The Bank of Jamaica (Amendment) Act, which was passed and now goes before the Senate, seeks to improve the central bank’s governance.
Clarke said it is designed to modernize and strengthen the BOJ and allow for greater transparency and accountability to maintain national economic well-being.
“This bill clarifies the mandate of the central bank, provides for adequate capitalization and institutes a robust and modern institutional framework,” he said, adding “it minimizes the prospects of fiscal dominance as we’ve had in Jamaica’s past, by restricting conditions by which the Government of Jamaica can borrow from the central bank and the amounts.”
He noted that the Amendments to the Act is an important step to modernize Jamaica’s monetary apparatus, specifically the BOJ, through clarification of its mandate and enhancement to its governance structures.

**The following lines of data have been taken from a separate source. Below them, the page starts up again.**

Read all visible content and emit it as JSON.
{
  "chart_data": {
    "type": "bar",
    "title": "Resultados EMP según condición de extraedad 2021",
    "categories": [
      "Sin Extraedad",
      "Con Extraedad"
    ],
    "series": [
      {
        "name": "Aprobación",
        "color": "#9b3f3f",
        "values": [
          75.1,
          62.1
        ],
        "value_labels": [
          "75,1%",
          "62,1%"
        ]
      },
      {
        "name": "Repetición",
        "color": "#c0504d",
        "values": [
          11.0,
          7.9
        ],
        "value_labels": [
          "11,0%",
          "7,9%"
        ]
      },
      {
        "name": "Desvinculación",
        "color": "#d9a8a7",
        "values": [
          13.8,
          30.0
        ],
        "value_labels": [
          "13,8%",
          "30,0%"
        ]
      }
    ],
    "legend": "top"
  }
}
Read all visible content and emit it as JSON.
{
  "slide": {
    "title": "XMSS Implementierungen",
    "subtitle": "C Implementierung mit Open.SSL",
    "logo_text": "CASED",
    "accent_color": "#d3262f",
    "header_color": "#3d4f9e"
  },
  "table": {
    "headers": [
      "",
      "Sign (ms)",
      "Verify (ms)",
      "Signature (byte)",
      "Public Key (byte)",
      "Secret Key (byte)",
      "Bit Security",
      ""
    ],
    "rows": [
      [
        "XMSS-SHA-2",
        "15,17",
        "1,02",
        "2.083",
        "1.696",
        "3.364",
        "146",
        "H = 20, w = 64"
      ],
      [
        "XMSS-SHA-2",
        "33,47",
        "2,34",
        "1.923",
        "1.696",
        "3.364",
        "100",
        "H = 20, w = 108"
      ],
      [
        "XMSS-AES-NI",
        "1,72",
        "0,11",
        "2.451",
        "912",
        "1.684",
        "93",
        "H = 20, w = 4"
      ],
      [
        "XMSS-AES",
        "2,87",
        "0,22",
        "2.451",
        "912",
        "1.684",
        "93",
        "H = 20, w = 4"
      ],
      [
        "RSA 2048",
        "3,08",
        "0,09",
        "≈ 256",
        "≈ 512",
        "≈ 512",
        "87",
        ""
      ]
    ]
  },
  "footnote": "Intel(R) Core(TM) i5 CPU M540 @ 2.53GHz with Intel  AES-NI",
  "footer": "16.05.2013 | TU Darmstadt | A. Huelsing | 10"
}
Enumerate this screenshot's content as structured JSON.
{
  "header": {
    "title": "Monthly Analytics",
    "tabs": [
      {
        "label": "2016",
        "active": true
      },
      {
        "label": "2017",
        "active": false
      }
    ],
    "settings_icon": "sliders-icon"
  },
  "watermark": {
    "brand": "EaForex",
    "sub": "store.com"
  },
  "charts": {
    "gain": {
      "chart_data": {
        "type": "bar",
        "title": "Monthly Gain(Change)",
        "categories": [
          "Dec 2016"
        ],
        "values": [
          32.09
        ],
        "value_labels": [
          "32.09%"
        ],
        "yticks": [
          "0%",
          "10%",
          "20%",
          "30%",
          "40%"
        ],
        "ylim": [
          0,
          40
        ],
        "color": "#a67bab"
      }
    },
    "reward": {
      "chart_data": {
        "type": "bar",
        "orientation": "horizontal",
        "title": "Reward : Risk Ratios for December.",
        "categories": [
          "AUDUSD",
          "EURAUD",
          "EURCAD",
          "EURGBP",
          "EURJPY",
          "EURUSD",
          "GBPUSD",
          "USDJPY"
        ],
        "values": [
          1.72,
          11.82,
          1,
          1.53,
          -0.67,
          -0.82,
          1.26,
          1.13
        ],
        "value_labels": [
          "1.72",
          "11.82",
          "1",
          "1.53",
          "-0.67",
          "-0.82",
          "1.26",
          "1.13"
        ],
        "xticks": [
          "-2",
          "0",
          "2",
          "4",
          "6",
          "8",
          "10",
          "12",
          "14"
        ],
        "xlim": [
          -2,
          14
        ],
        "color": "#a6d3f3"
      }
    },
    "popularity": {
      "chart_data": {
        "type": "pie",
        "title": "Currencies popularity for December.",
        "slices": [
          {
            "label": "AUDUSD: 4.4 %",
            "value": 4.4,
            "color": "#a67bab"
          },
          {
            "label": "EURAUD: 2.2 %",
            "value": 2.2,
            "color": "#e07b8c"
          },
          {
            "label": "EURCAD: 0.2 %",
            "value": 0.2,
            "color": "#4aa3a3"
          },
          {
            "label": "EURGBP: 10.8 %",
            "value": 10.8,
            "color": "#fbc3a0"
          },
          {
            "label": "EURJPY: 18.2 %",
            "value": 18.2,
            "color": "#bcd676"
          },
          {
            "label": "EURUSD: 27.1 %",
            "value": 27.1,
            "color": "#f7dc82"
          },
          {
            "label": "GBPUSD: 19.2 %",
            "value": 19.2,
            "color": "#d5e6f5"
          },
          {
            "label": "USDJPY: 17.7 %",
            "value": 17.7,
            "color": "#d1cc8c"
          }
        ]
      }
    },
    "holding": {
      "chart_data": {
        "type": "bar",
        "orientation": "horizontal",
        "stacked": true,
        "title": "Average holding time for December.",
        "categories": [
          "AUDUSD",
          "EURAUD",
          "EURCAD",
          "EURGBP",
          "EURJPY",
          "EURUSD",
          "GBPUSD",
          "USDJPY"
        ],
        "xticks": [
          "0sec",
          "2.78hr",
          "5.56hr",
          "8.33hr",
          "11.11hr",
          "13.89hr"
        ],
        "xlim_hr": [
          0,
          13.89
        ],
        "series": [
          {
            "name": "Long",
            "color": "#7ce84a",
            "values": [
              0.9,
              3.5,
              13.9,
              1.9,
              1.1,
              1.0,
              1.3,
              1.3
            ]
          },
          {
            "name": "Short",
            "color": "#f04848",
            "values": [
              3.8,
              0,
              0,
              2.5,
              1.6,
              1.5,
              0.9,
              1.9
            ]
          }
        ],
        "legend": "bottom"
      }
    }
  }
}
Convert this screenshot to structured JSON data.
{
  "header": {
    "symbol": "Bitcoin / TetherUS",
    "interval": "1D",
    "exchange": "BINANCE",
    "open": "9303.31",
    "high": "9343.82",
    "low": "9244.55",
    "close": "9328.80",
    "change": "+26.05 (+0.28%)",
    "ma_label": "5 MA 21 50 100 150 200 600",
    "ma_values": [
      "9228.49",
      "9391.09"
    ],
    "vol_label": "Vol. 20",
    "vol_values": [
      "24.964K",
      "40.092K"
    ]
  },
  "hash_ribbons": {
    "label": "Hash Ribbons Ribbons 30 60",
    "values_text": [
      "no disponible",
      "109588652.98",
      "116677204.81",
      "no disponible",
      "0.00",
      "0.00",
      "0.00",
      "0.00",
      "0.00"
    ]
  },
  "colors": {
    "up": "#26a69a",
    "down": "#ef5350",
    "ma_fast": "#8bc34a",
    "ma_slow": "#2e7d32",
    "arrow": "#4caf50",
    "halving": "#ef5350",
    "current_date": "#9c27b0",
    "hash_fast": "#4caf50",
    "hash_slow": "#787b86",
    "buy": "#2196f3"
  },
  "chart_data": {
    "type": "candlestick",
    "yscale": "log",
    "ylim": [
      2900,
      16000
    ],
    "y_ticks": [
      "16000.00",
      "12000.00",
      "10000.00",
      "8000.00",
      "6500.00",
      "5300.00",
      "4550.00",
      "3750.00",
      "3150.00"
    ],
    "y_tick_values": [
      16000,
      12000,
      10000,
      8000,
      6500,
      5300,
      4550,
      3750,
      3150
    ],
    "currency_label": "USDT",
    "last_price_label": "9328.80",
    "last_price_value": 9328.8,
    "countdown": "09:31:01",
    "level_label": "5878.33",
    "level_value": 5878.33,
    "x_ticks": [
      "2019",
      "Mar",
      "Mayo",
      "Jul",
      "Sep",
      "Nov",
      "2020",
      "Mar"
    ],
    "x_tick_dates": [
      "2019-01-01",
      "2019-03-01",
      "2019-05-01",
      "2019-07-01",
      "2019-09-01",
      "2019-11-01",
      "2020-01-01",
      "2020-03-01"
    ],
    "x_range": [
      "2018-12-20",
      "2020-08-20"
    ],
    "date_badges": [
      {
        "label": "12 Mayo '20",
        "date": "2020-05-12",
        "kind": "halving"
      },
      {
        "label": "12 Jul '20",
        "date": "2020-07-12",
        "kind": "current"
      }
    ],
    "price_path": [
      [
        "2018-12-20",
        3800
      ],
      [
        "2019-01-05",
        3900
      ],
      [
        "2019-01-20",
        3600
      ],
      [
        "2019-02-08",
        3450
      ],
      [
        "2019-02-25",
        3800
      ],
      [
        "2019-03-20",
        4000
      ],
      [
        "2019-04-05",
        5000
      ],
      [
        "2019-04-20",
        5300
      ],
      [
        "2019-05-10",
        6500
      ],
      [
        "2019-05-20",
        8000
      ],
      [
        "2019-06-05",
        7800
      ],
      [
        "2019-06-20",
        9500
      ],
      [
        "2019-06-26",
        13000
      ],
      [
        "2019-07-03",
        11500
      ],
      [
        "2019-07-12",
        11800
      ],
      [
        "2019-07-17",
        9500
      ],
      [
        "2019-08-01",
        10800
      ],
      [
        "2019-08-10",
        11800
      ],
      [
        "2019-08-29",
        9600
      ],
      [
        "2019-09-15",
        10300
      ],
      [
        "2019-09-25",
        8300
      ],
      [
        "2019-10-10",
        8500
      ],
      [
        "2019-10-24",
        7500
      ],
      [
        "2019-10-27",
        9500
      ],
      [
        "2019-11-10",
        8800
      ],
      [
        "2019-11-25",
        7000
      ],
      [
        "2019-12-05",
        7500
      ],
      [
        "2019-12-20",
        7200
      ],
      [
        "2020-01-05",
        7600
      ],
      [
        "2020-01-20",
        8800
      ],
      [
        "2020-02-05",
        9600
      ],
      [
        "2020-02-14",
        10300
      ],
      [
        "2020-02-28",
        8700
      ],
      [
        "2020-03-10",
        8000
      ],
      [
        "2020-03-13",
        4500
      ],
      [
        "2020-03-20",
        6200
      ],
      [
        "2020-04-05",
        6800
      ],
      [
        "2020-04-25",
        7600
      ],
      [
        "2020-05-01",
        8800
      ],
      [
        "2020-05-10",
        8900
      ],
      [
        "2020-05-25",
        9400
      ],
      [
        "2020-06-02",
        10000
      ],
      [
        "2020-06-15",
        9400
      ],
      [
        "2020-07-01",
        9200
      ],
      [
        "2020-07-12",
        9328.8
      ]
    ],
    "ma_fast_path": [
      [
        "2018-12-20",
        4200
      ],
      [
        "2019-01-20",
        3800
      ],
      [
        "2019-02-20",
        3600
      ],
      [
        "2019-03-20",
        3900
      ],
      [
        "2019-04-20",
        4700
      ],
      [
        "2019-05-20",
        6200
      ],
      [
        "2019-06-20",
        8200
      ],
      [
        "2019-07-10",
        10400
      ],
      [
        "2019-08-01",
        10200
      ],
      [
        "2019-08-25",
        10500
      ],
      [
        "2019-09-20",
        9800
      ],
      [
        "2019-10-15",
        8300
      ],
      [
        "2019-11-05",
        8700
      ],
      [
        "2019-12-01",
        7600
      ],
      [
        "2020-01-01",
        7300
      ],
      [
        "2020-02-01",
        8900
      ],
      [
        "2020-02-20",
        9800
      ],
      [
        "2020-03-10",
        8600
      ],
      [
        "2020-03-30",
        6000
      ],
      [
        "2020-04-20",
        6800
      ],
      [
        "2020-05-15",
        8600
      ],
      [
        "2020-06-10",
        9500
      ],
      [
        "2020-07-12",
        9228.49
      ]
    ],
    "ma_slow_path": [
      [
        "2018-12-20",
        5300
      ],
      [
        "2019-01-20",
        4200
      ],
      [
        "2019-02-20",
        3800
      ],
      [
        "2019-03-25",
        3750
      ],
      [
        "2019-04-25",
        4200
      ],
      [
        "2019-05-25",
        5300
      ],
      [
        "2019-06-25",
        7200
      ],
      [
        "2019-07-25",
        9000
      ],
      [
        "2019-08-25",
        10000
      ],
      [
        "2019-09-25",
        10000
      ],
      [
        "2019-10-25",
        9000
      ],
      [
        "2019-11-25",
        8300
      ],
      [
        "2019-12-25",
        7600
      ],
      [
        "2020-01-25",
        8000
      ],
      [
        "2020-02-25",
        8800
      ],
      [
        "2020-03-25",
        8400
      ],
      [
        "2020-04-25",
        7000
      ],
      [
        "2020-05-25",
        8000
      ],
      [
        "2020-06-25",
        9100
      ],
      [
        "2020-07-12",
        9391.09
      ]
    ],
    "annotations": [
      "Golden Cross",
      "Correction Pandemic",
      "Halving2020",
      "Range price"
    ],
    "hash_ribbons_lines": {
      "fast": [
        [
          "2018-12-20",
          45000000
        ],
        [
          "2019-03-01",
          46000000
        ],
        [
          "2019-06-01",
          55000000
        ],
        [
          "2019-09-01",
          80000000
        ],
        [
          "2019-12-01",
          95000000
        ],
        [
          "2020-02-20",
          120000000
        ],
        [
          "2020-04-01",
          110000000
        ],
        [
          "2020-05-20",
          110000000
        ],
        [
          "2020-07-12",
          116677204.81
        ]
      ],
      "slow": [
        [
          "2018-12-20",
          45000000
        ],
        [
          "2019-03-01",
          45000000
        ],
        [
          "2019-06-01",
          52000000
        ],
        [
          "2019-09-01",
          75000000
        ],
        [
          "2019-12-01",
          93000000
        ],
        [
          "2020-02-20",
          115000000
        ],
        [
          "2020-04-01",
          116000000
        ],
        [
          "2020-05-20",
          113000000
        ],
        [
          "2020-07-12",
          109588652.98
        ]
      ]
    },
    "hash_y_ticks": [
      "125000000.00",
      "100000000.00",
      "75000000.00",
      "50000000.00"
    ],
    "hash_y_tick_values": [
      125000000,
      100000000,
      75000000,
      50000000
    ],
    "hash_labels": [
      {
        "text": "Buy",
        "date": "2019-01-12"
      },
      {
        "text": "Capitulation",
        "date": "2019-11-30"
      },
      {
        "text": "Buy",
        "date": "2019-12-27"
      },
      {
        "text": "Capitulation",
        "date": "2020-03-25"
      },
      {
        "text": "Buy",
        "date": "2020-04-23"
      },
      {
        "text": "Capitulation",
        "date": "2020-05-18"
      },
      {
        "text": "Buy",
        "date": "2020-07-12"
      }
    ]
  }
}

Leader of the Opposition, Mark Golding, in supporting the Bill, said one of the legislation’s main objectives is to establish inflation targeting in law in Jamaica.
“In practice, it has already commenced because the Government set an inflation target during the period before this Bill being produced and tabled, but it wasn’t provided for in any legislative framework.
“This Bill now enshrines inflation targeting as one of the principal objectives of the Bank of Jamaica. This is a critical issue because that was not previously the primary role of the central bank,” he pointed out.